Here are some of the considerations when thinking about the Cost of Ownership and how these considerations fit into your lifestyle.

  • Energy Efficiency that could result in lower utility costs: New homes frequently offer improved energy efficiency due to better wall insulation and high-quality heating and cooling systems. These features can provide comfort as well as cost savings, compared to their older counterparts. If you buy a resale home, keep in mind that you could end up with poor insulation, drafty windows or an old furnace, all of which may need to be replaced.
  • Efficient Design and features: Personalization is probably the area that differs the most between new and resale home purchases. If you buy a resale home, you can choose to do renovations to make the home your own. For example, you may decide to hire a contractor for a kitchen renovation before you move in. Or you might opt to live with the current décor for a bit while you save money for future renovations. When you build from the ground up, you’ll likely have more opportunities to personalize your home before you make it to the closing table. Keep in mind: One of the main perks of building from the ground up is that many of the personalization options—from cabinetry to flooring to home technology—may be able to be rolled into your monthly mortgage payment.
  • Lifestyle – free time: When you buy a resale home, you could be purchasing your share of projects inside the home. Even a home in good condition may need cosmetic changes to suit your style. By committing to these projects, you are making a choice to work on your home and set some of your lifestyle interests aside. When you build a home from the ground up, cosmetic choices like paint and backsplash tile will be personalized to your taste—and best of all—those projects will be done, potentially reducing your future projects for many years.

  • Easier exterior: Even the facade of a brand-new home generally requires less maintenance than that of a resale. New homes are typically made with modern materials, designed to outlast their older counterparts. On a resale home, you may have to pay for a costly exterior paint job shortly after purchase.
  • Warranties: Brand new homes can include a builder’s warranty, providing an added sense of security for the year ahead. Heating and cooling systems are also new and often covered under manufacturer’s warranties, so you don’t need to worry about replacing them right after you move in. On the other hand, many resale homes don’t come with a warranty included in the price.
  • Appliances: Some builders offer homebuyers optimal convenience by including brand new appliances, such as a refrigerator and washer & dryer. And if they’re not already included in the price of your home, you may be able to roll their cost into your mortgage. When looking at the price of a resale home, you may need to factor in out-of-pocket expenses like replacing outdated appliances or buying a new washer and dryer. BONUS: You won’t have to remove or dispose of old appliances if you buy new.
  • Maintenance: The cost of maintenance is something many homebuyers overlook, but it should be a prime consideration when establishing your buying budget. Roof replacement, plumbing renovations and other emergency repairs add up quickly!
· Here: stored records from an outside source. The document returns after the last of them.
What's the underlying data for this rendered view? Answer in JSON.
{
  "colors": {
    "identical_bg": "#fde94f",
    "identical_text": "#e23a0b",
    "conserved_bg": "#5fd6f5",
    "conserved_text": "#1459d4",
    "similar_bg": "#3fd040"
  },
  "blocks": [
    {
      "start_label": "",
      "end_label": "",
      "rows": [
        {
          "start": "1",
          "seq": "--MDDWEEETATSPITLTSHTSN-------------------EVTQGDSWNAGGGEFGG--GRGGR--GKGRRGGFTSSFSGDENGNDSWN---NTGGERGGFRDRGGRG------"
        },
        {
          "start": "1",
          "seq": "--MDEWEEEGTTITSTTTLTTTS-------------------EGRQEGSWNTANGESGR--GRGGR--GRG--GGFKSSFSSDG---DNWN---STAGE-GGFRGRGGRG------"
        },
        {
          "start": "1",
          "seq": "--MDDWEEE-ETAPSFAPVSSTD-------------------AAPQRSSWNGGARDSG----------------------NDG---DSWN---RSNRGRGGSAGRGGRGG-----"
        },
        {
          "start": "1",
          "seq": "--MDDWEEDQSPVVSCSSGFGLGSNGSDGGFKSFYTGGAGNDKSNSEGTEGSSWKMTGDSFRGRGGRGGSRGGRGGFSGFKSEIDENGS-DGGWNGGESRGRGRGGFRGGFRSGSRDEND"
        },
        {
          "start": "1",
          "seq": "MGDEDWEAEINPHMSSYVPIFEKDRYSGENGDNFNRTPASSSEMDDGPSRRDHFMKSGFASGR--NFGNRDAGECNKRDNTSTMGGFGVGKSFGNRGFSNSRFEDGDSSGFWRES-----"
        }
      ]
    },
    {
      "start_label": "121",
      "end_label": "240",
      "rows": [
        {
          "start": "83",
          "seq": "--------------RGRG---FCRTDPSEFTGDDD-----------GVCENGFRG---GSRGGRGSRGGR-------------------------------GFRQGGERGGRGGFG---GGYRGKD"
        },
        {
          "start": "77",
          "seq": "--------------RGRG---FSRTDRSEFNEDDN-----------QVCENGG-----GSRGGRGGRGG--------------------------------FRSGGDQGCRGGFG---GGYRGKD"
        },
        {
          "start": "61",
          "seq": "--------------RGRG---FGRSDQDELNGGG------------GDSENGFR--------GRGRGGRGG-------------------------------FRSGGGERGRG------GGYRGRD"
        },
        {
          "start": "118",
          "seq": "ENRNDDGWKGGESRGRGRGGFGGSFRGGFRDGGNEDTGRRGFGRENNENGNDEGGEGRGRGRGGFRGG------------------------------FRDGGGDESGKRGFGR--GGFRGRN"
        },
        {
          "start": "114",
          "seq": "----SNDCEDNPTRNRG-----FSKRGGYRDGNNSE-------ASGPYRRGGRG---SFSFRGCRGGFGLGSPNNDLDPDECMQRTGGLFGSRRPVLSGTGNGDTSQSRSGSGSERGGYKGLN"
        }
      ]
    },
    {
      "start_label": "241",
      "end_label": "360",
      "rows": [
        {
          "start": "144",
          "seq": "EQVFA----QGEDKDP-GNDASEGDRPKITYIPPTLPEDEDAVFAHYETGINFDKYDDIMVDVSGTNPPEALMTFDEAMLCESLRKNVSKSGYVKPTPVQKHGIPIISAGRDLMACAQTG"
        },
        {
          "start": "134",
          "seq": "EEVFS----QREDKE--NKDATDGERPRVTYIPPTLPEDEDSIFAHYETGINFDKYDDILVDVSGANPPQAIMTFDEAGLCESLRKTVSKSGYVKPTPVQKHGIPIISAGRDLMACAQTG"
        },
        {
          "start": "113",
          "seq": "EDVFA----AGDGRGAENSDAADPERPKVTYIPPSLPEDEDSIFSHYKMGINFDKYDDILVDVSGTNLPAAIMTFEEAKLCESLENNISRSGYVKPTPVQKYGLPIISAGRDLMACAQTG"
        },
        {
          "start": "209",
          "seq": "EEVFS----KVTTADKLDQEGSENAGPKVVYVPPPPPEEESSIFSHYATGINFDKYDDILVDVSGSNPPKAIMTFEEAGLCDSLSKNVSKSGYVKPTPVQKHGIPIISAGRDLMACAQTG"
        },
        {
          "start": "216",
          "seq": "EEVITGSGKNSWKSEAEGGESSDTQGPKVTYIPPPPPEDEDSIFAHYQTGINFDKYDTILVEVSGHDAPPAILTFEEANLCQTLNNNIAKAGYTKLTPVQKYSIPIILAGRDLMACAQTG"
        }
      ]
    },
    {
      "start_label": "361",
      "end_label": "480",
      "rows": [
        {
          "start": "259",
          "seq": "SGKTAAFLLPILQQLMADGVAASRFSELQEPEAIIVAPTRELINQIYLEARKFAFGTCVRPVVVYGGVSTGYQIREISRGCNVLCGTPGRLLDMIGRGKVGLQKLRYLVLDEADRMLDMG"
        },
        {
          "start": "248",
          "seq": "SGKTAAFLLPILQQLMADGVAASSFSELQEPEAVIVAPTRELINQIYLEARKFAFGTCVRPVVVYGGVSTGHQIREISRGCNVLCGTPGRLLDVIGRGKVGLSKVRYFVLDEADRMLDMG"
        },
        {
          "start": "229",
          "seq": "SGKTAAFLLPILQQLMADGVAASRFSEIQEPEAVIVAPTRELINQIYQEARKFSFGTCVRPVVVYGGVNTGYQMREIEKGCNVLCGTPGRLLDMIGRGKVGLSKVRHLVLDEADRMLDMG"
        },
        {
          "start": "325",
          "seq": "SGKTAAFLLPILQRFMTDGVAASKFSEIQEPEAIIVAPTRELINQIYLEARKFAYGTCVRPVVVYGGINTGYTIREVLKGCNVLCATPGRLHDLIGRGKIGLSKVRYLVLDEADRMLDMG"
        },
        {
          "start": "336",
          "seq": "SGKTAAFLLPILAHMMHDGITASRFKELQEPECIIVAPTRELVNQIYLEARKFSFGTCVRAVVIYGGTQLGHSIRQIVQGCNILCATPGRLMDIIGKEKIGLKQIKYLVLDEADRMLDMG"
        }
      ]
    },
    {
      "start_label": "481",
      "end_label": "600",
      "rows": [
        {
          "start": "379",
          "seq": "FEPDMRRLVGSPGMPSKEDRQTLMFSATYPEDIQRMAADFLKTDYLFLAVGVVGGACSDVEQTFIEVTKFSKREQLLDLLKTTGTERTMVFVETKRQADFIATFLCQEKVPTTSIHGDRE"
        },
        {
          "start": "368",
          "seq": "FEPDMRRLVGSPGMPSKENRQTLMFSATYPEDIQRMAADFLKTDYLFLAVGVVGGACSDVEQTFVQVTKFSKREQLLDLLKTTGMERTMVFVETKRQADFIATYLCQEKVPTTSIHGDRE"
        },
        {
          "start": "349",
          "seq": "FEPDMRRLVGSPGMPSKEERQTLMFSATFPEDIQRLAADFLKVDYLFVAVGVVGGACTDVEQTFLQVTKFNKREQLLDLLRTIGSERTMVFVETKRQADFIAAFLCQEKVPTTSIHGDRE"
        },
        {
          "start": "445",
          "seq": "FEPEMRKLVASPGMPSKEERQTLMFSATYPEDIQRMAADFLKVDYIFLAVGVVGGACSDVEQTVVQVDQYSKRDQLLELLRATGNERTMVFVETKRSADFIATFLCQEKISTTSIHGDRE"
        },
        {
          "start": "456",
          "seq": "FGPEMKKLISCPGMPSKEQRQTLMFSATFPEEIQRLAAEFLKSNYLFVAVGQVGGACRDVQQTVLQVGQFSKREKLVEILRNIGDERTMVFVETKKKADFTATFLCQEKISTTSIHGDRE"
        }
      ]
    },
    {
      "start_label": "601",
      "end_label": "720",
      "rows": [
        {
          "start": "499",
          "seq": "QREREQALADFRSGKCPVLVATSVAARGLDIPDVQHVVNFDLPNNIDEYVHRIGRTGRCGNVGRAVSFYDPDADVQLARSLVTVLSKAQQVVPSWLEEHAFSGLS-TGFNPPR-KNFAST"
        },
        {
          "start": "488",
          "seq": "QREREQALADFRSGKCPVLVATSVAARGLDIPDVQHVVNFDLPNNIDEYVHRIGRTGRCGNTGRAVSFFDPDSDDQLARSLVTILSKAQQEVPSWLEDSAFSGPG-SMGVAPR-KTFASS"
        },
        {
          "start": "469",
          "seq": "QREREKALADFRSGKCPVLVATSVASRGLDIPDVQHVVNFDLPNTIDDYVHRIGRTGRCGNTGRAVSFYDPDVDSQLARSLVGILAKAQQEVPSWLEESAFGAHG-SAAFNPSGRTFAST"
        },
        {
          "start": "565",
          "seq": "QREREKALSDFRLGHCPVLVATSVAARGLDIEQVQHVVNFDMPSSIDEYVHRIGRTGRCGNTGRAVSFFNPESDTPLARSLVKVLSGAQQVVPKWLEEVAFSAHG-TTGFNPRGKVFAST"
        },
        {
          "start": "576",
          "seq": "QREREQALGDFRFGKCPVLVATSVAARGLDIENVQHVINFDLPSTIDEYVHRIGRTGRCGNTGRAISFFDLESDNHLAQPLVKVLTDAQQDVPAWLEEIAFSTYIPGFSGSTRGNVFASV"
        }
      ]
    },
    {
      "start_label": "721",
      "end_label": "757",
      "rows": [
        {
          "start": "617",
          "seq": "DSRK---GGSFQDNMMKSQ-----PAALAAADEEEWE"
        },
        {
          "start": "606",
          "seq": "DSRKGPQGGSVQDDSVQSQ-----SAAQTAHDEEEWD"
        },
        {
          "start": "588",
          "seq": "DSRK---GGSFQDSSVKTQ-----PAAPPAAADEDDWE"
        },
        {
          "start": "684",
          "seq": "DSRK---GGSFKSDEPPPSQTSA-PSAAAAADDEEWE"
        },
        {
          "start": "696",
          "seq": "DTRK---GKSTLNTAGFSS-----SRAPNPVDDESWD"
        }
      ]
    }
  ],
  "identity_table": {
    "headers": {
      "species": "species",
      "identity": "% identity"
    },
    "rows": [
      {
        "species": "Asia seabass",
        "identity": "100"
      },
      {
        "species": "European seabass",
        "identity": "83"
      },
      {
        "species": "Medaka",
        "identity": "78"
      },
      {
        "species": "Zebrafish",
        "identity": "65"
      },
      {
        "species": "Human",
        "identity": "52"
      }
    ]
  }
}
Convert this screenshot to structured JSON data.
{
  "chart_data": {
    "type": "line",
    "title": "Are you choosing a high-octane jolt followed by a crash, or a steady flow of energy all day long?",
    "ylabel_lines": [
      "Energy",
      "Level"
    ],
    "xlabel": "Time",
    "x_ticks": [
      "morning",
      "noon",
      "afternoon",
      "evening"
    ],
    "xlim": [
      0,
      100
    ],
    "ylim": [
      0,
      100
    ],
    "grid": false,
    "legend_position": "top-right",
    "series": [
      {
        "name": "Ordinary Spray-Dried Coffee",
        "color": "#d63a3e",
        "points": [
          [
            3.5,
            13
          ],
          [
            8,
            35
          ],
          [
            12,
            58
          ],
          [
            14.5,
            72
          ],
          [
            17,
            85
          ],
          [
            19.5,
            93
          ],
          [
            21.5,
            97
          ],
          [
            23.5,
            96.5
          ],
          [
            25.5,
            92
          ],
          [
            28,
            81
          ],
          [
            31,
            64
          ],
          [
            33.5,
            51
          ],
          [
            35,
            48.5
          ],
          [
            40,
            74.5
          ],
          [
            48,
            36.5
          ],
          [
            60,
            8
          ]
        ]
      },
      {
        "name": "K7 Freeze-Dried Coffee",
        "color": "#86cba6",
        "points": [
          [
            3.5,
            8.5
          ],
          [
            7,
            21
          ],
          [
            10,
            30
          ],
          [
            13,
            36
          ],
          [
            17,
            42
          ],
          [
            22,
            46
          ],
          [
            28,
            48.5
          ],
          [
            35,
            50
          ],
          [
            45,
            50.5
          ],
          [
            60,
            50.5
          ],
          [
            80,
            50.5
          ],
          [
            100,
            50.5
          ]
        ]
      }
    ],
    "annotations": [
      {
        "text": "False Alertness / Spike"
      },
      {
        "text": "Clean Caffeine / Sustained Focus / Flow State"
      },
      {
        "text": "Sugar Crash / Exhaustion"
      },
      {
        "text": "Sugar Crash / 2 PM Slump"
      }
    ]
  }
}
Here is an example of suggested costs and savings:

Does High Performance Cost More?
Principal – Loan+$10,000.00
Interest / Financing4% -5%
Taxes/ InsuranceSame or less
Additional Cost Payment$40 / month
Maintenance Expeses$60 / month
Savings in Utilities($60) – ($100) / month
Net Savings($80) – ($120) / month

As you can see, buying a new home offers distinct advantages that you’ll want to keep in mind while you’re shopping around. Be sure to compare the cost of new vs. resale homeownership, taking all of these factors into consideration. Making a smart move means looking at the big picture, so think about the benefits you’ll care about tomorrow as well as today.